Machine Habitée
Dans le cadre d’un exercice sur l'effondrement, le projet s’inscrit dans les enjeux d’une possible chute de la société industrielle et de la mondialisation. Dans un premier temps, il est important de définir une position claire face au mouvement écologique actuelle. En effet, les termes tels que durable, soutenable, subsistance, autosuffisance … participent au flou constant qui perd le citoyen dans une consommation responsable au profit d’une économie “verte”, appelée aussi “greenwashing”.
Cette “fin” de la société occidentale telle que nous la connaissons serait provoquée par des changements climatiques et par l’aboutissement du pétrole bon marché. L’ensemble de ces recherches scientifiques converge vers un avenir assez inquiétant. Pour cela, le projet a pour but de développer un imaginaire afin de dégager de nouveaux modes de vie désirables et de stimuler une transition sociétale. Le processus du projet est donc une étude sociologique et sa traduction architecturale.
Plus concrètement, ce projet part de la dépendance du pétrole sur le système alimentaire européen en prenant pour cas d’étude le Pallotteland. Cette région située au sud-ouest de Bruxelles se caractérise par une haute fertilité des sols. La carte ci-dessus montre une distance régulière entre les infrastructures agricoles datant du 19e siècle. Le passage au 20e siècle, c’est-à-dire à la motorisation des machines agricoles, développe un nouvel usage de cette maille. Grâce aux énergies fossiles, un agriculteur passe de 2ha cultivable à 30ha ce qui engendre une spécialisation des fermes. Alors que toutes les activités liées à l’agriculture se passaient dans une seule et même ferme, actuellement, l’une produit le fourrage pour le bétail d’un éleveur et lui vend son purin par la suite. La carte ci-dessous représentant la même zone, montre que l’élevage, le fourrage et l’agriculture se concentrent individuellement à certains endroits alors que le tissu agricole reste uniformément réparti sur le territoire.

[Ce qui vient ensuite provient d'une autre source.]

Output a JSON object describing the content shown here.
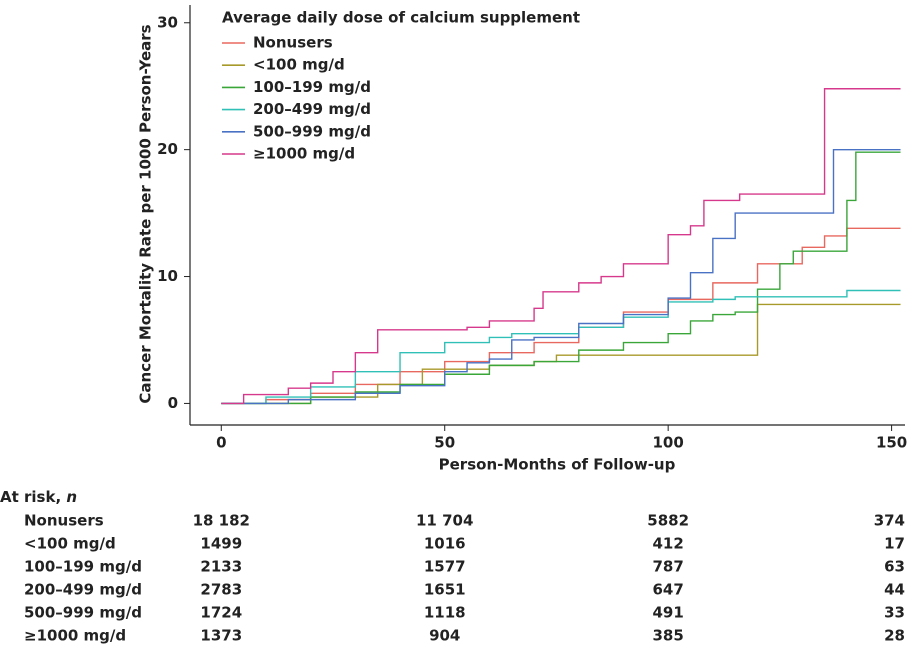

Le cas d'étude est une ferme du 19e siècle et se base sur le postulat d’une disparition du pétrole où toutes les activités agricoles seraient reconsidérées dans la ferme. La première étape du processus a été de réorganiser les terrains agricoles se limitant à la mi-distance des autres fermes, reprenant le parcellaire actuelle et se basant sur le système Van Thunen. Les cultures journalières se trouvent directement autour de la ferme, suivie des cultures plus indépendantes pour terminer sur les pâturages.
La ferme datant du 19e est une typologie à cours dont une est un jardin à la française dédié aux habitants et une autre est productive. Suite à l'augmentation des rendements due à la révolution verte, des hangars industriels ont été accolés afin d’agrandir les anciens. Par après, l’apparition des machines agricoles conséquentes a engendré la construction d’un hangar industriel plus grand et complètement détaché de l’ancienne ferme pour que l’accès des grandes machines soit facilité.
La réorganisation de la ferme implique le démantèlement des hangars préfabriqués, car le projet se limite à la dalle de béton sur laquelle sont disposés les différents bâtiments pour éviter de détruire plus de terres agricoles. Et d’autre part, parce qu'ils sont faciles à démonter et à réemployer. Les nouvelles constructions s’implantent de manière à former d’autres cours, où certaines productives et d’autres enrichissent la va vie communautaire.
Les bâtiments sont dessinés afin garder un confort de vie actuel tout en revenant à des technologies vernaculaires, dites “low-tech”. Plus concrètement, à l’approche de l’hiver, cette machine à habiter se remplit en toiture et en façade avec de paille. Une fois isolé, le bétail doit être rentré et chauffe les habitations se trouvant au premier étage. Au fur et à mesure de l’hiver, la paille est consommée par les animaux qui sont mis en pâturage au printemps.
Cette temporalité constitue un écosystème artificiel, mais n’est pas envisageable sans considérer l’aspect sociologique. En effet, il est inimaginable de proposer à des familles contemporaines de vivre au-dessus des vaches et ensevelis sous la paille. Cependant, la répétition de ce système à court couplé avec un jeu de demi-niveau, où les cours de loisir sont à demi hauteur, il est possible de rentrer chez soi d’un côté du bâtiment et faire rentrer les animaux par une cours productive. Ce jeu offre une séparation des activités agricoles avec le quotidien et donc de développer un imaginaire plus agréable dans cette transition.